LE FIGARO. - Vous avez participé, dimanche, à la manifestation organisée à la mémoire d’Ilan Halimi. Comment réagissez-vous aux commentaires qui soulignent la motivation « crapuleuse » du crime de Bagneux ?
Alain FINKIELKRAUT.
Le « gang des barbares » avait une prédilection pour les proies juives, parce que, selon ses membres, les Juifs « ont de l’argent ». Vieille affaire, ancestral cliché. Mais cette conjonction, dans l’antisémitisme traditionnel, repose sur la haine de l’« équivalent général » (2). L’argent est accusé de dissoudre les liens communautaires dans l’abstraction de l’échange, de sacrifier l’héroïsme et toute forme de transcendance aux valeurs purement matérielles et de réduire l’esprit à l’esprit pratique. Le judaïsme, religion terrestre, et les Juifs, race du désert, sont accusés d’incarner la trivialité, la bassesse, la laideur d’une civilisation sans âme. Nulle trace de ce spiritualisme dévoyé dans la bande de Bagneux : ces jeunes aiment la « thune », ils n’aiment même que cela. Ils n’en veulent pas aux Juifs parce qu’ils en veulent à l’argent ; ils s’en prennent aux Juifs parce qu’ils veulent de l’argent. Le rappeur Fifty Cent est leur modèle, et ils ont pour devise « Get rich or die trying », c’est-à -dire - traduction atténuée - « réussir ou mourir ». Non pas spiritualisme dévoyé, donc, mais matérialisme d’autant plus déchaîné qu’aucune mémoire historique ne peut avoir barre sur lui. Pour dire les choses brutalement : le souvenir de l’extermination des Juifs n’inhibe la violence antijuive que pour une partie de l’humanité. C’est un crime contre l’humanité dans le droit, non dans les faits, hélas : il y a tout un monde qui, entre négationnisme, indifférence et ignorance, oppose une fin de non-recevoir à la Shoah. Comme les deux individus qui ont roué de coups une assistante sociale à Schiltigheim et inscrit « Sale juif ! » sur le mur, le « gang des barbares » fait clairement partie de ce monde, malfaisant car innocent : on aura beau gratter, on ne trouvera pas chez eux le plus petit embryon de mauvaise conscience.

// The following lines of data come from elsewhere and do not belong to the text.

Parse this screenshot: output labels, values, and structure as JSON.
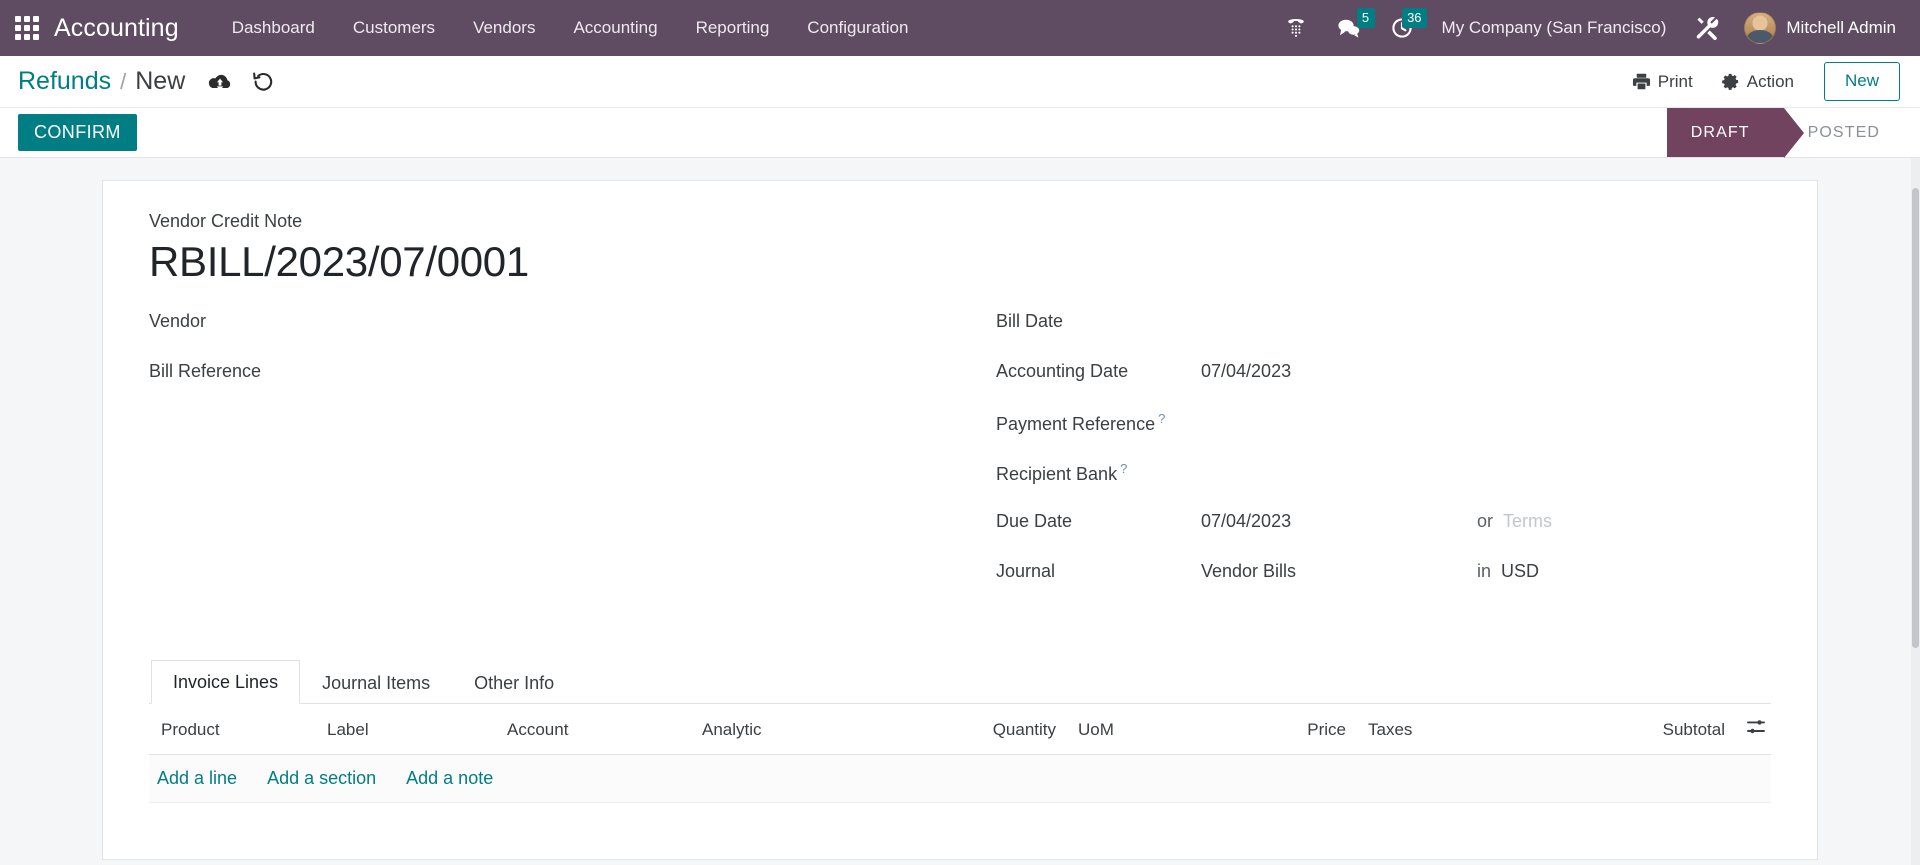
{
  "navbar": {
    "apps_icon": "apps-grid-icon",
    "brand": "Accounting",
    "menu": [
      {
        "label": "Dashboard"
      },
      {
        "label": "Customers"
      },
      {
        "label": "Vendors"
      },
      {
        "label": "Accounting"
      },
      {
        "label": "Reporting"
      },
      {
        "label": "Configuration"
      }
    ],
    "systray": {
      "voip_icon": "phone-dialpad-icon",
      "messages_icon": "chat-bubble-icon",
      "messages_count": "5",
      "activities_icon": "clock-icon",
      "activities_count": "36",
      "company": "My Company (San Francisco)",
      "debug_icon": "tools-icon",
      "avatar_icon": "user-avatar",
      "user": "Mitchell Admin"
    }
  },
  "control_panel": {
    "breadcrumb_parent": "Refunds",
    "breadcrumb_separator": "/",
    "breadcrumb_current": "New",
    "save_icon": "cloud-upload-icon",
    "discard_icon": "undo-rotate-icon",
    "print_label": "Print",
    "print_icon": "printer-icon",
    "action_label": "Action",
    "action_icon": "gear-icon",
    "new_label": "New"
  },
  "statusbar": {
    "confirm_label": "CONFIRM",
    "stages": [
      {
        "label": "DRAFT",
        "active": true
      },
      {
        "label": "POSTED",
        "active": false
      }
    ]
  },
  "form": {
    "doc_type_label": "Vendor Credit Note",
    "doc_number": "RBILL/2023/07/0001",
    "left_fields": [
      {
        "label": "Vendor",
        "value": "",
        "help": false
      },
      {
        "label": "Bill Reference",
        "value": "",
        "help": false
      }
    ],
    "right_fields": [
      {
        "label": "Bill Date",
        "value": "",
        "help": false,
        "suffix_label": "",
        "suffix_value": ""
      },
      {
        "label": "Accounting Date",
        "value": "07/04/2023",
        "help": false,
        "suffix_label": "",
        "suffix_value": ""
      },
      {
        "label": "Payment Reference",
        "value": "",
        "help": true,
        "suffix_label": "",
        "suffix_value": ""
      },
      {
        "label": "Recipient Bank",
        "value": "",
        "help": true,
        "suffix_label": "",
        "suffix_value": ""
      },
      {
        "label": "Due Date",
        "value": "07/04/2023",
        "help": false,
        "suffix_label": "or",
        "suffix_value": "Terms",
        "suffix_is_placeholder": true
      },
      {
        "label": "Journal",
        "value": "Vendor Bills",
        "help": false,
        "suffix_label": "in",
        "suffix_value": "USD",
        "suffix_is_placeholder": false
      }
    ],
    "help_marker": "?"
  },
  "notebook": {
    "tabs": [
      {
        "label": "Invoice Lines",
        "active": true
      },
      {
        "label": "Journal Items",
        "active": false
      },
      {
        "label": "Other Info",
        "active": false
      }
    ]
  },
  "lines": {
    "columns": [
      "Product",
      "Label",
      "Account",
      "Analytic",
      "Quantity",
      "UoM",
      "Price",
      "Taxes",
      "Subtotal"
    ],
    "optional_columns_icon": "sliders-toggle-icon",
    "rows": [],
    "add_links": [
      {
        "label": "Add a line"
      },
      {
        "label": "Add a section"
      },
      {
        "label": "Add a note"
      }
    ]
  },
  "colors": {
    "navbar_bg": "#5f4b62",
    "accent_teal": "#017e84",
    "stage_active_bg": "#71435f",
    "badge_bg": "#017e84",
    "sheet_bg": "#f5f6f7"
  }
}
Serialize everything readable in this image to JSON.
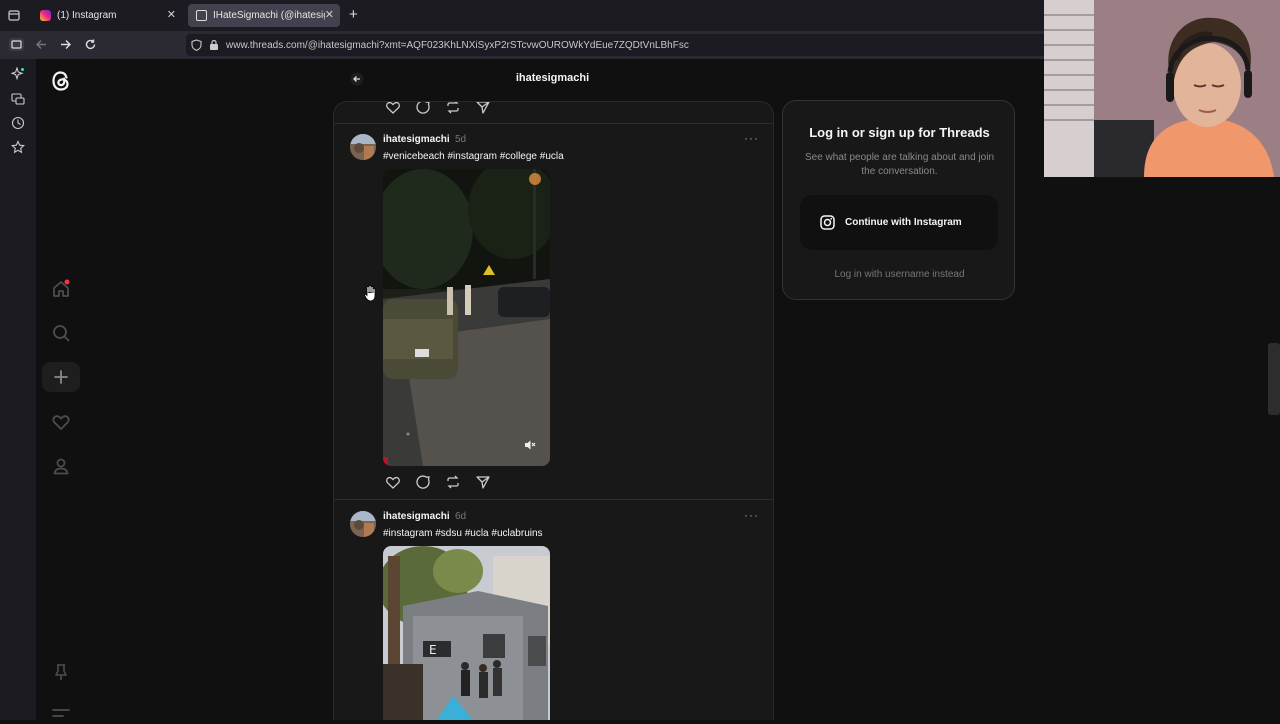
{
  "browser": {
    "tabs": [
      {
        "label": "(1) Instagram",
        "active": false
      },
      {
        "label": "IHateSigmachi (@ihatesigmachi",
        "active": true
      }
    ],
    "url": "www.threads.com/@ihatesigmachi?xmt=AQF023KhLNXiSyxP2rSTcvwOUROWkYdEue7ZQDtVnLBhFsc"
  },
  "header": {
    "title": "ihatesigmachi"
  },
  "posts": [
    {
      "username": "ihatesigmachi",
      "time": "5d",
      "tags": "#venicebeach #instagram #college #ucla",
      "media": "night street video with parked car"
    },
    {
      "username": "ihatesigmachi",
      "time": "6d",
      "tags": "#instagram #sdsu #ucla #uclabruins",
      "media": "photo of fraternity house"
    }
  ],
  "login": {
    "title": "Log in or sign up for Threads",
    "subtitle": "See what people are talking about and join the conversation.",
    "button": "Continue with Instagram",
    "alt": "Log in with username instead"
  },
  "icons": {
    "colors": {
      "background": "#101010",
      "card": "#181818",
      "text": "#f3f5f7",
      "muted": "#777777"
    }
  }
}
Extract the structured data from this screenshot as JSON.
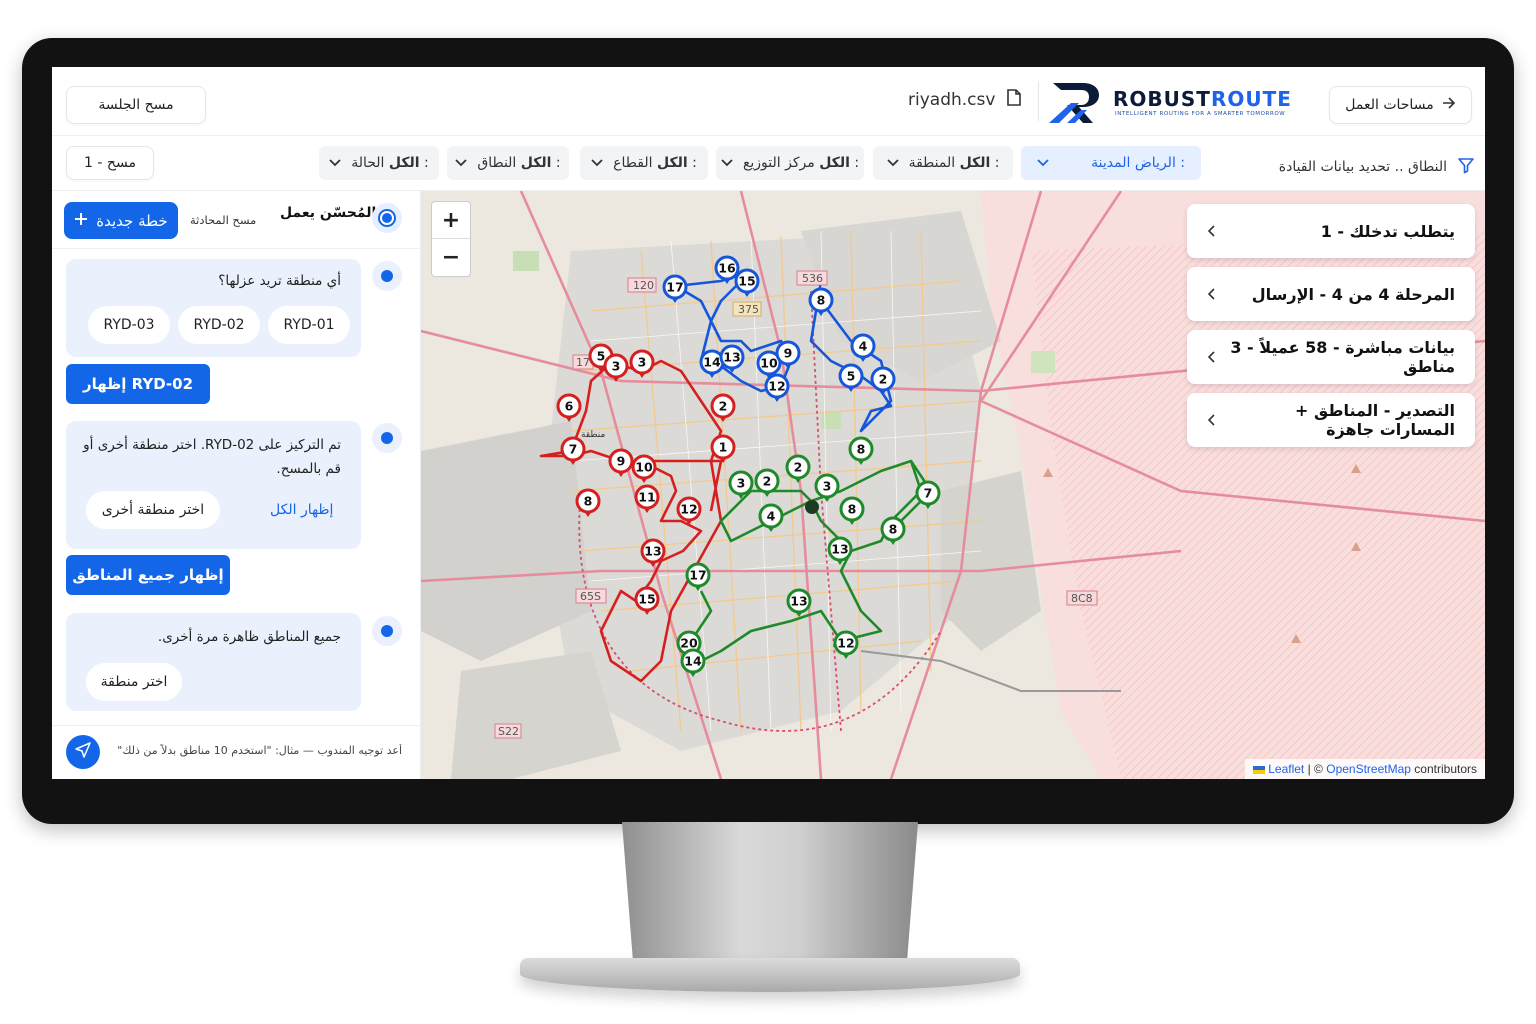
{
  "header": {
    "workspaces_label": "مساحات العمل",
    "file_name": "riyadh.csv",
    "clear_session_label": "مسح الجلسة",
    "logo": {
      "name_part1": "ROBUST",
      "name_part2": "ROUTE",
      "tagline": "INTELLIGENT ROUTING FOR A SMARTER TOMORROW"
    }
  },
  "filters": {
    "scope_label": "النطاق .. تحديد بيانات القيادة",
    "city": {
      "label": "المدينة :",
      "value": "الرياض"
    },
    "region": {
      "label": "المنطقة :",
      "value": "الكل"
    },
    "hub": {
      "label": "مركز التوزيع :",
      "value": "الكل"
    },
    "sector": {
      "label": "القطاع :",
      "value": "الكل"
    },
    "range": {
      "label": "النطاق :",
      "value": "الكل"
    },
    "status": {
      "label": "الحالة :",
      "value": "الكل"
    },
    "scan_label": "مسح - 1"
  },
  "chat": {
    "agent_status": "المُحسّن يعمل",
    "clear_chat_label": "مسح المحادثة",
    "new_plan_label": "خطة جديدة",
    "q1": "أي منطقة تريد عزلها؟",
    "zone_options": [
      "RYD-01",
      "RYD-02",
      "RYD-03"
    ],
    "show_zone_btn": "إظهار RYD-02",
    "msg2_line1": "تم التركيز على RYD-02. اختر منطقة أخرى أو",
    "msg2_line2": "قم بالمسح.",
    "show_all_link": "إظهار الكل",
    "pick_other_pill": "اختر منطقة أخرى",
    "show_all_zones_btn": "إظهار جميع المناطق",
    "msg3": "جميع المناطق ظاهرة مرة أخرى.",
    "pick_zone_pill": "اختر منطقة",
    "composer_placeholder": "أعد توجيه المندوب — مثال: \"استخدم 10 مناطق بدلاً من ذلك\""
  },
  "map": {
    "zoom_in": "+",
    "zoom_out": "−",
    "road_labels": [
      "120",
      "536",
      "375",
      "17",
      "65S",
      "S22",
      "8C8"
    ],
    "district_label": "منطقة",
    "cards": [
      "يتطلب تدخلك - 1",
      "المرحلة 4 من 4 - الإرسال",
      "بيانات مباشرة - 58 عميلاً - 3 مناطق",
      "التصدير - المناطق + المسارات جاهزة"
    ],
    "attribution": {
      "leaflet": "Leaflet",
      "sep": "| ©",
      "osm": "OpenStreetMap",
      "suffix": "contributors"
    },
    "route_colors": {
      "red": "#d42020",
      "blue": "#1656d8",
      "green": "#1f8a2a"
    }
  }
}
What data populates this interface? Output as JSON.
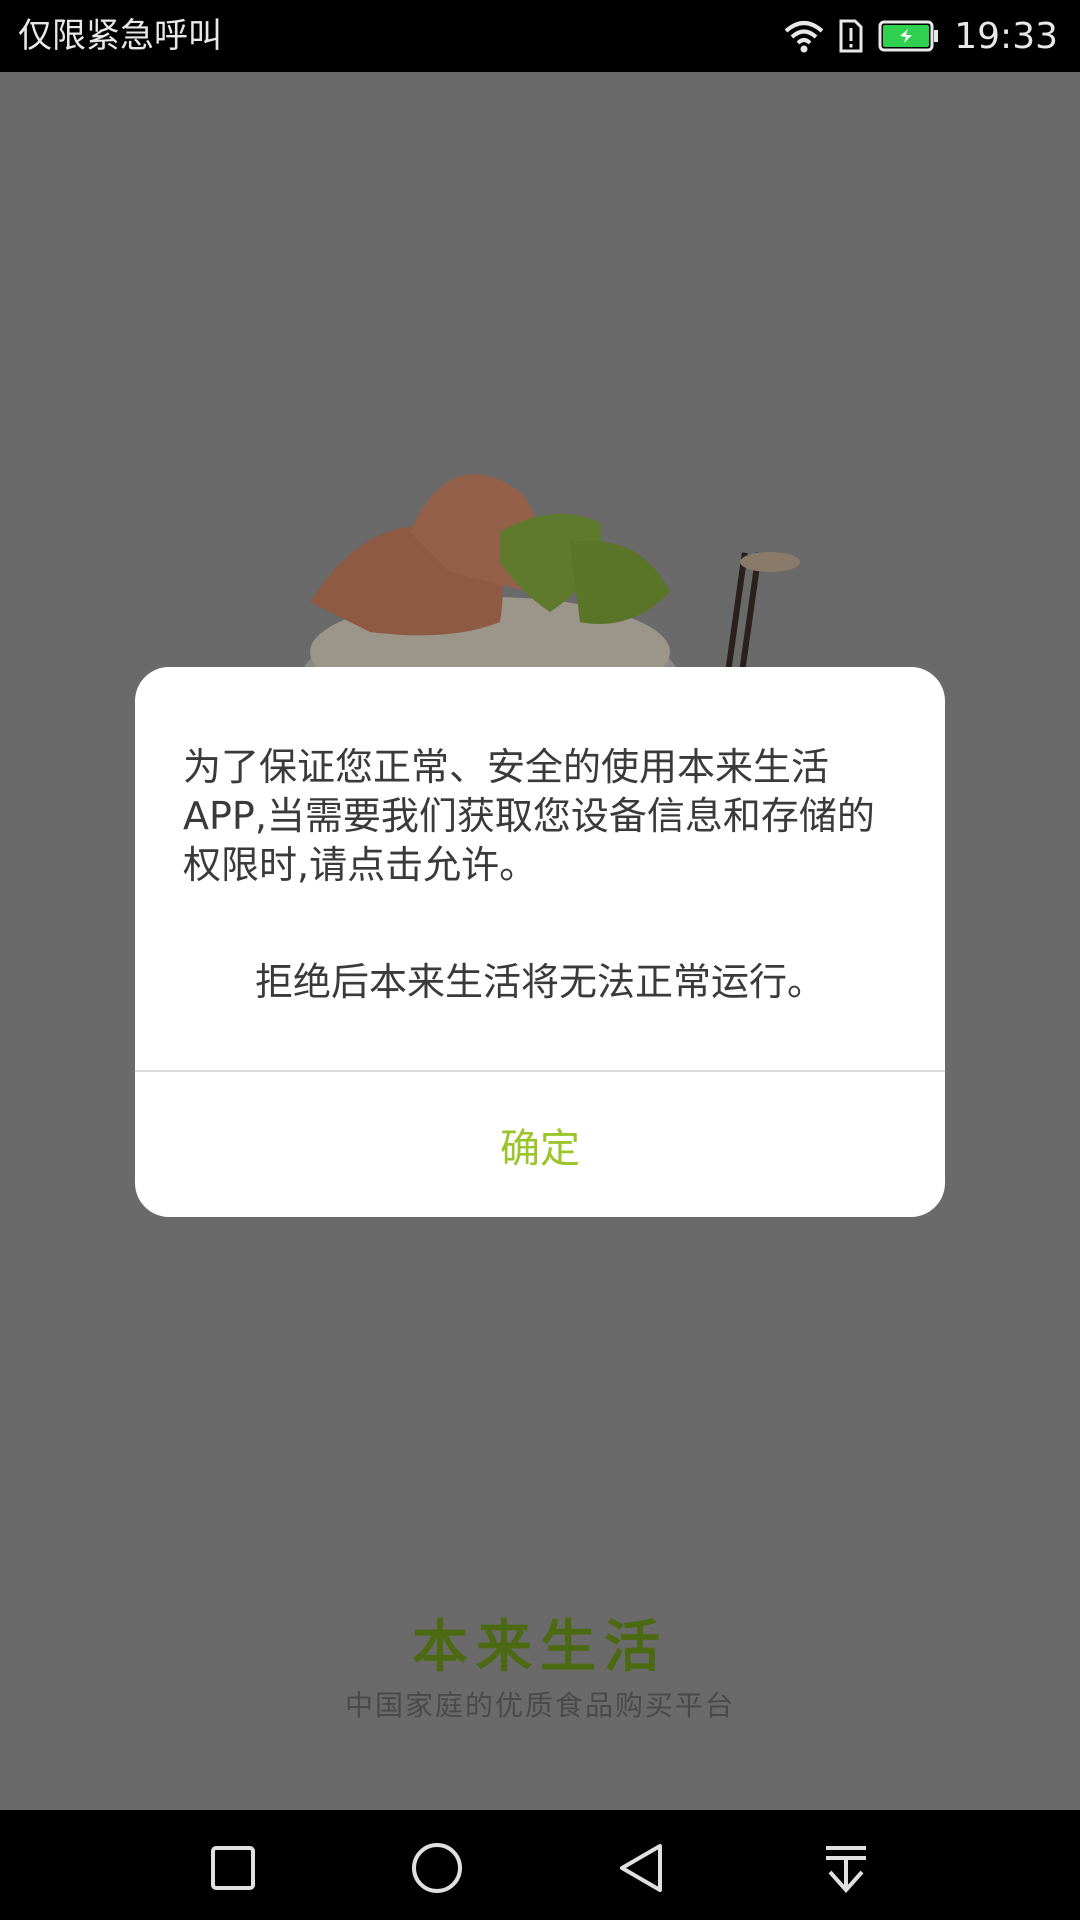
{
  "status_bar": {
    "carrier_text": "仅限紧急呼叫",
    "time": "19:33",
    "icons": [
      "wifi-icon",
      "sim-alert-icon",
      "battery-charging-icon"
    ]
  },
  "splash": {
    "brand_name": "本来生活",
    "tagline": "中国家庭的优质食品购买平台"
  },
  "dialog": {
    "message": "为了保证您正常、安全的使用本来生活APP,当需要我们获取您设备信息和存储的权限时,请点击允许。",
    "warning": "拒绝后本来生活将无法正常运行。",
    "confirm_label": "确定"
  },
  "nav_bar": {
    "buttons": [
      "recent-apps",
      "home",
      "back",
      "notification-pull-down"
    ]
  },
  "colors": {
    "accent": "#9bc52a",
    "brand_green": "#4c6a12",
    "scrim": "#6a6a6a"
  }
}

Rejoignez-vous les psychanalystes qui pointent l’émergence d’un type humain inaccessible à la « mauvaise conscience » ?
Ces psychanalystes ont raison. Tout à la fois archéotribale et cybermoderne, l’ultraviolence que nous voyons s’installer n’a pas que les Juifs pour cible. Il y a quelque chose d’irréductiblement atroce dans la séquestration, la torture et l’assassinat d’Ilan Halimi. Mais cet événement a quelque chose de commun avec les violences ordinaires qui frappent aujourd’hui des professeurs, des assistantes sociales, des infirmières, des médecins, des pompiers dans l’exercice de leurs fonctions. Le 12 février, c’est-à -dire la veille du jour de la découverte d’Ilan Halimi nu et agonisant près de la gare de Sainte-Geneviève-des- Bois dans l’Essonne, un gendarme français, Raphaë l Clin, est mort sur l’île de Saint-Martin, aux Antilles, dans des conditions révoltantes. Ce gendarme intervenait avec un collègue pour faire cesser un rodéo de motos improvisé sur une route empruntée par tous. Il a été percuté par un bolide qui roulait à très vive allure. Son collègue affolé a alors demandé de l’aide à la quarantaine de spectateurs présents. Personne n’a bougé. Au contraire, les insultes fusaient. L’épouse du gendarme raconte qu’elle a croisé à l’hôpital des proches du motard blessé et qu’ils ont crié victoire quand ils ont appris le décès de son mari : « On a tué un Blanc ! » Cette histoire est insoutenable. Insoutenable, aussi, la discrétion qui l’accompagne.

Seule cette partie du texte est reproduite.